Interest in George's List declines as competitors emerge

George List, the university-run version of Craig's List, has faced declining interest as other organizations, like GMU Marketplace, have emerged (illustration by Katryna Henderson).
George List, the university-run version of Craig's List, has faced declining interest as other organizations, like GMU Marketplace, have emerged (illustration by Katryna Henderson).

A little-known Mason tradition is facing declining interest as new competitors emerge. George’s List, Mason’s answer to Craig’s List, competes with websites like GMU Marketplace as the online gathering place for the universi­ty’s buyers and sellers.

Junior Adarsh Pradeep visited George’s List before deciding to sell items on GMU Marketplace instead.

“[George’s List’s] interface is ancient,” Pradeep said. “Moreover, there are hardly any users who view George’s List. If I’m trying to sell a product quickly, I’m going to go and post in places where I will get the most responses.”

Pradeep, who successfully sold a TI-84 calculator and multiple books, believes Facebook to be the best platform for selling items.

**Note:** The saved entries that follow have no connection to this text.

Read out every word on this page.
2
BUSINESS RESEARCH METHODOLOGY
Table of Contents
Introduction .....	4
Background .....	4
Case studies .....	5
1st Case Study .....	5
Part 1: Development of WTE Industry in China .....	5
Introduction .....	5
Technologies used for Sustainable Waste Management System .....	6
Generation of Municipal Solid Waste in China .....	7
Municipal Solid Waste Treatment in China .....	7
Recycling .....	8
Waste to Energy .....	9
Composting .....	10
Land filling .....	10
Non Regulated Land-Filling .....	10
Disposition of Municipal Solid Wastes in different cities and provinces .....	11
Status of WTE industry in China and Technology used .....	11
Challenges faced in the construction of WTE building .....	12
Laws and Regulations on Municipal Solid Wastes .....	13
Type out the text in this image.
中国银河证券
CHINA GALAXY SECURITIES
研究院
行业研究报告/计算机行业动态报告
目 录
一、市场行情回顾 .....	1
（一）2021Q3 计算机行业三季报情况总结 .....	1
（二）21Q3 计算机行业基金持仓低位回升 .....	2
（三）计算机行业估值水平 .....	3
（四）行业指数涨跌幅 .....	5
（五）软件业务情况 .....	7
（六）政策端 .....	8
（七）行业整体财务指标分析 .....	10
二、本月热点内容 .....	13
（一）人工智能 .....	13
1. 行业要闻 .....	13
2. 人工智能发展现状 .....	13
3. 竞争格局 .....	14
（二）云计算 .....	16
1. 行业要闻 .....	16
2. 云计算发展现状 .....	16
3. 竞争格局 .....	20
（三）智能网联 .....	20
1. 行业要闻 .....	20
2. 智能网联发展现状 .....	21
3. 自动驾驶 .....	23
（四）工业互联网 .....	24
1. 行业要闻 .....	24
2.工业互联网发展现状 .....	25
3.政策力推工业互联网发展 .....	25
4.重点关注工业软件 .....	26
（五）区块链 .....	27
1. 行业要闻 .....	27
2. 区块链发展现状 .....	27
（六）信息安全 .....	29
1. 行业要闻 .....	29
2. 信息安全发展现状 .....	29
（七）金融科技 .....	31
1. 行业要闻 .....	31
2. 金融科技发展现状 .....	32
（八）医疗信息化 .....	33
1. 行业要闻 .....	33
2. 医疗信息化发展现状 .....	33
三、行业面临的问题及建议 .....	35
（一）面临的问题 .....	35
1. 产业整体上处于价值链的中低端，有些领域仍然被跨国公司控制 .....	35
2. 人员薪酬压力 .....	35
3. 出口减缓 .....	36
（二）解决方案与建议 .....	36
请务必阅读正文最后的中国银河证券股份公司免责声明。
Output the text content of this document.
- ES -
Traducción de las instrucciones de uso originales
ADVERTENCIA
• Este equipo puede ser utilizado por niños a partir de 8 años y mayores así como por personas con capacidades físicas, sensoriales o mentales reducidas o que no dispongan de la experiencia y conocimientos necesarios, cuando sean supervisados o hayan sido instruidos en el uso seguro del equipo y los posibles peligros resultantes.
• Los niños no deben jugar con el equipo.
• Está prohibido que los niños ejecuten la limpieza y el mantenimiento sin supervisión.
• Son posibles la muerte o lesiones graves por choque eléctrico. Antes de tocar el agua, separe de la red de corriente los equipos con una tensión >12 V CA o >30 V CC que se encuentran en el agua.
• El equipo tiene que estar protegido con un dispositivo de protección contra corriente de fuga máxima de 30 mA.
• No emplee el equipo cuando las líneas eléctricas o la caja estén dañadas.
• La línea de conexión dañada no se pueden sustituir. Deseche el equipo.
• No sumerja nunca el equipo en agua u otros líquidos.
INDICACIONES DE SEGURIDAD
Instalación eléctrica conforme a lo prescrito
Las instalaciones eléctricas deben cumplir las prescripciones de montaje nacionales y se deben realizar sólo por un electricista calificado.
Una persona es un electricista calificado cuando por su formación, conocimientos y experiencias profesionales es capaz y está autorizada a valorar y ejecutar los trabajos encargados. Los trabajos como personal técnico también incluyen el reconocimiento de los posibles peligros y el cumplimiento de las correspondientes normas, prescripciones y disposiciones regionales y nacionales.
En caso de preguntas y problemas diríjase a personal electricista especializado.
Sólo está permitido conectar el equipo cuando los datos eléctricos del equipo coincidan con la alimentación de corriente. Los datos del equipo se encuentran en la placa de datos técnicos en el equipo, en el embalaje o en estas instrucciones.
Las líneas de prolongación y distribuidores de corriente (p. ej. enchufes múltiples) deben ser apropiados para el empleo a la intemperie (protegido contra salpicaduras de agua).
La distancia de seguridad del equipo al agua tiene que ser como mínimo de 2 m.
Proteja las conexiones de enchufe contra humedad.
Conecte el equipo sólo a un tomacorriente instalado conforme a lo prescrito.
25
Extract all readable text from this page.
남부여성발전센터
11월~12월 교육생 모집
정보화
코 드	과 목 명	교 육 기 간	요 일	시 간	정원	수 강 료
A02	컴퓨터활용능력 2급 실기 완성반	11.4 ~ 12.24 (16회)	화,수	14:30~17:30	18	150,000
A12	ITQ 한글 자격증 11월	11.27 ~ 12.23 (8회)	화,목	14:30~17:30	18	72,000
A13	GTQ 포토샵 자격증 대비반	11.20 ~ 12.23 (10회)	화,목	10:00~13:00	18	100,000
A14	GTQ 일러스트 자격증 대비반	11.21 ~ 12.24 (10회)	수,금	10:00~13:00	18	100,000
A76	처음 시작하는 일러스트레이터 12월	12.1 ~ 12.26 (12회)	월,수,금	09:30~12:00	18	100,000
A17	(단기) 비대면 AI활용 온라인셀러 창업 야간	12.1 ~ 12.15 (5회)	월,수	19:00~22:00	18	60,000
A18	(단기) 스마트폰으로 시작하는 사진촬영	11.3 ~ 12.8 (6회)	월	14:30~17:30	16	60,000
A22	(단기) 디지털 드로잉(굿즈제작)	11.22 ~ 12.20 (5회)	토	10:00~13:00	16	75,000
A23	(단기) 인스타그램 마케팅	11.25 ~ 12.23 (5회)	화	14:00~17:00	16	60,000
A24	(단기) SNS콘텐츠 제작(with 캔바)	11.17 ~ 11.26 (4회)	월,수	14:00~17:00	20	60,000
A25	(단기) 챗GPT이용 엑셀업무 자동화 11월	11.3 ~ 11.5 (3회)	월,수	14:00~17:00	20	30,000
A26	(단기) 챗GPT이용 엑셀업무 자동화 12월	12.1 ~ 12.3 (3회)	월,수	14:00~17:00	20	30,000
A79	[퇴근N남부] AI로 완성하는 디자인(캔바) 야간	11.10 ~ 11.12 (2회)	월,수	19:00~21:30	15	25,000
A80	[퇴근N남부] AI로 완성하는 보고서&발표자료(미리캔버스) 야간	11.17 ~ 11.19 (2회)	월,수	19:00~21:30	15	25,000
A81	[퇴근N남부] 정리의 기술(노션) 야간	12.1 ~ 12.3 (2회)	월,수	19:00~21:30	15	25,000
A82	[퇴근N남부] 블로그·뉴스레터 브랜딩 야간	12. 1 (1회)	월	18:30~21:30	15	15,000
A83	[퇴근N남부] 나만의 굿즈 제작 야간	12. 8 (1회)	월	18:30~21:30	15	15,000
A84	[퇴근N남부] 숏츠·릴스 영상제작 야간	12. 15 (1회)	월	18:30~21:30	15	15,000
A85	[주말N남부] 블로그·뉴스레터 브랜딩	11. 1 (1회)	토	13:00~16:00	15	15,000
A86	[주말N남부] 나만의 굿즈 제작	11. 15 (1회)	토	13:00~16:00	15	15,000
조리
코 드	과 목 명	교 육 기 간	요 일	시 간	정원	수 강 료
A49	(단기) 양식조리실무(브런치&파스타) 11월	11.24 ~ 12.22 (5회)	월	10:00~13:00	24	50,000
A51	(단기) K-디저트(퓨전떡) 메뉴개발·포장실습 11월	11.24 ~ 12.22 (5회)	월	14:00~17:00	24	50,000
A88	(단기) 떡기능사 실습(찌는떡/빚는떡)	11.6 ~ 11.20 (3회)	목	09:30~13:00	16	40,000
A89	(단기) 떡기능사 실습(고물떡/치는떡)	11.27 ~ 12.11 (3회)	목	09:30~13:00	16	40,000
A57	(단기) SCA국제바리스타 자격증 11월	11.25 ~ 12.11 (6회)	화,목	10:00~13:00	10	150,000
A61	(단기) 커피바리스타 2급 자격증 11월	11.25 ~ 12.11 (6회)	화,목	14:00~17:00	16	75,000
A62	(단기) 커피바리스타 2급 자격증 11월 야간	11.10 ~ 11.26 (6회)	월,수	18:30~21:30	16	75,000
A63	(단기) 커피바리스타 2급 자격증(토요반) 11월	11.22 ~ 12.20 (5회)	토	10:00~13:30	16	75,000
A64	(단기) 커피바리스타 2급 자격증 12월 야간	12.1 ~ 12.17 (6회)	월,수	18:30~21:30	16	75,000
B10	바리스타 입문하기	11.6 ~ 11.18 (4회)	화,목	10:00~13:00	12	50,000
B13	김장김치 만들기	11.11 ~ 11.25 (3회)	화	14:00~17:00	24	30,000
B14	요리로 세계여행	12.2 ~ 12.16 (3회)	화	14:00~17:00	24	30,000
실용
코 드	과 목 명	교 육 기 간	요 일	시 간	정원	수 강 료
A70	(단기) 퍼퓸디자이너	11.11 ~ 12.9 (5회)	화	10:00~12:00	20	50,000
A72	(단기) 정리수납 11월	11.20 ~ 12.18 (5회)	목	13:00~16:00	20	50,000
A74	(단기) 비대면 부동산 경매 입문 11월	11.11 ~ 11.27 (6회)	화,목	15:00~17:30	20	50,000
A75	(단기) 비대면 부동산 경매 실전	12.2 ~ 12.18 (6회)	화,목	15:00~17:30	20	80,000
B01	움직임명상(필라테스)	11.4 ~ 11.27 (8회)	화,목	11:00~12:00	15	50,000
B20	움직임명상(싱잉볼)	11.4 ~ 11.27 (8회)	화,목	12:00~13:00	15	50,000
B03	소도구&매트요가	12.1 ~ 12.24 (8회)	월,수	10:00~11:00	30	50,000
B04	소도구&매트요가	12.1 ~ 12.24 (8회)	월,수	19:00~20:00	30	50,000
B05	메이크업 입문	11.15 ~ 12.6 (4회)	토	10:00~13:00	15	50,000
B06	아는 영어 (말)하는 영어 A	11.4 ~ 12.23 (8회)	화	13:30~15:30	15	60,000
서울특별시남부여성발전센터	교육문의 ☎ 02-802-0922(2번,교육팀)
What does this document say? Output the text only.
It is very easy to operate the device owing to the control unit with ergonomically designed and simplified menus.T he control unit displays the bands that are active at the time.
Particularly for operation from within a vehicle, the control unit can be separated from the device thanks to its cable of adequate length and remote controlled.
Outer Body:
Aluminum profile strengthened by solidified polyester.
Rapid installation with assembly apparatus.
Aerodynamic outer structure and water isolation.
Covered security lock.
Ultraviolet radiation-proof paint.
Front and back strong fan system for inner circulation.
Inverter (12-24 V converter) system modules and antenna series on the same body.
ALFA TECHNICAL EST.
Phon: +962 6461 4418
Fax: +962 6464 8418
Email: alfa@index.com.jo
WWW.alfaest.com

“[Facebook] allows me to reach a college-aged audience on a site where I know college students are already very active on,” Pradeep said. “You can reach a large targeted audience for free and expect much quicker responses.”

George’s List has experienced declining interest in recent years according to Amy Brener, the director of VPIT/CIO Global Projects at Mason.

“It’s unfortunate,” Brener said. “Its not heavily utilized primarily because people don’t know it exists.”

According to Brener, however, George’s List has the potential to be a popular site.

“I think it’s successful within the realm of what it provides,” Brener said. “It’s just underutilized.”

Brener said that George’s List may not see an increase in activity as long as the ITU and Office of Student Involvement continue to operate it. She believes a fresh perspective from a different organization would be able to build a more popular site.

“No one really owns it,” Brener said. “If there is some student organization that wants to take it over I would be delighted.”

Meanwhile, GMU Marketplace, an online shopping organization unaffiliated with Mason, thrives on Facebook. Users are able to posts a status of their products along with prices and ask for other users to message them for more details. Items for sale range from electronics and textbooks to more lucrative items like workout supplements and a Bud Light charcoal grill.

Brener sees the Facebook marketplace as a nice alternative to George’s List. However, she still believes that George’s List offers many advantages.

“You may find things [on Facebook] that you won’t find on George’s List, things Mason is not okay with,” Brener said. “The posts [on Facebook] aren’t organized by categories.”

Listings on George’s List are approved by Brener and the Office of Student Involvement to conform with Mason policy.

“Posts are vetted,” Brener said. “We reject ads from local clubs that serve alcohol. We deliberately wear our mother’s hats. We err on the side of safety.”

Corrine House, the communications manager for the Office of Student Involvement, runs a team of three who help vet the listings.

“We go online and approve all of the more noncommercial sales and ads,” House said. “Anything that’s more of a company ad [will be rejected]. We look for things local to Mason and the community.”

Brener, who helped to create George’s List with two other now-retired ITU staffers, continues to operate as the program head with assistance from the Office of Student Involvement.

“The original thought of George’s List was to provide a vehicle for faculty and staff to sell goods and services with a concern for safety,” Brener, said.

Users have the ability to create a title, assign the product to a category, set a price, write a description and then add up to four images.

“We looked at Craig’s List and we used their categories,” Brener said. “Over the years we’ve added categories and we’ve removed categories.”

The list of 41 categories includes clothing, furniture, textbooks, housing for rent, child care and ride share. George’s List was designed to be cheap and easy to run.

“We deliberately made it as low mainte­nance as possible,” Brener said. “It’s barebones because we want to keep it simple. I don’t think it costs anything. The database is small and it’s on an existing server.”